Wednesday, 28 August 2013


By Linda Straker

Nationals of some countries will be restricted from applying for citizenship under the Grenada Citizen-ship by Investment Programme, while some who were turned down by other countries will also find themselves automatically getting turned down by Grenada.

A bearer of Grenada’s passport can travel visa free to 133 countries and Parliamentary Secretary for Information in the Office of the Prime Minister, Senator Winston Garraway, explained that among the questions that will be asked of all applicants are the countries where he/she has applied for citizenship and whether or not he/she was rejected.

“Once that person answers yes or we have proof that the applicant was turned down by a country to which we can travel visa free, we will also reject that person,” said Garraway, who explained that like St. Kitts and Nevis recently did, Grenada will also be establishing a list of countries whose nationals will be not able to apply for citizenship under the programme. St. Kitts recently suspended nationals of Afghanistan and Iran from its programme.

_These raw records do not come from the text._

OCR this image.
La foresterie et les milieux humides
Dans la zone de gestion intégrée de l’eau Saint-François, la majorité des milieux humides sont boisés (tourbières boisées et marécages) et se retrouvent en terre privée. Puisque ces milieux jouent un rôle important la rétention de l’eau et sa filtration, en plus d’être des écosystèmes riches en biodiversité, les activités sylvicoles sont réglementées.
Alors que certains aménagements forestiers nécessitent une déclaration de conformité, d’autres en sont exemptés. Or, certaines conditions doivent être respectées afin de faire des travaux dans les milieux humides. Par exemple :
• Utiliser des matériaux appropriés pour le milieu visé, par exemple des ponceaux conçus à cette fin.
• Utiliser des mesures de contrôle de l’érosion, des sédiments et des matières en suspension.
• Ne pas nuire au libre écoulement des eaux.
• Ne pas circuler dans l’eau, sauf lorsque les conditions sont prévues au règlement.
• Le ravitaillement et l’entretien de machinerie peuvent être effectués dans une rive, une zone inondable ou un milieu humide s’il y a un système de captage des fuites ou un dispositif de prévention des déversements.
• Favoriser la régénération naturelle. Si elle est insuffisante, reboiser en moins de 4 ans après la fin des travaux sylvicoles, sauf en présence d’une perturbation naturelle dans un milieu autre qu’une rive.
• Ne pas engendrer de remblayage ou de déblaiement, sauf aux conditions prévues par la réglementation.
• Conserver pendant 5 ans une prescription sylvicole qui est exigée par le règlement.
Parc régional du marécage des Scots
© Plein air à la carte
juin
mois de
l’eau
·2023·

Grenada first established an economic citizenship programme in 2001, but rescinded the initiative because of a number of challenges which included abuse by agents and the lack of in-depth due diligence, which resulted in criminals of other countries becoming citizens of the countries allowing them to have a Grenada passport.

However, Garraway said that in-depth due diligence will be concluded on all applicants and as compared to the last programme becoming a citizen will not be an immediate achievement.

“The due diligence that was lacking in the pre-vious programme is no longer an issue. No stone will be left unturned and it will be mandatory for all applicants to reside in the island for at least 14 days after getting their citizenship,” he said.

The Citizenship by Investment Programme is one of the initiatives that the ruling Keith Mitchell Administration believes can bring in millions in revenue to the country. However, a number of organisations and individuals have openly objected to the initiative. Among the persons objecting is Senator Raymond Roberts, who described the legislation to legalising the programme as “prostituting” the island’s passport.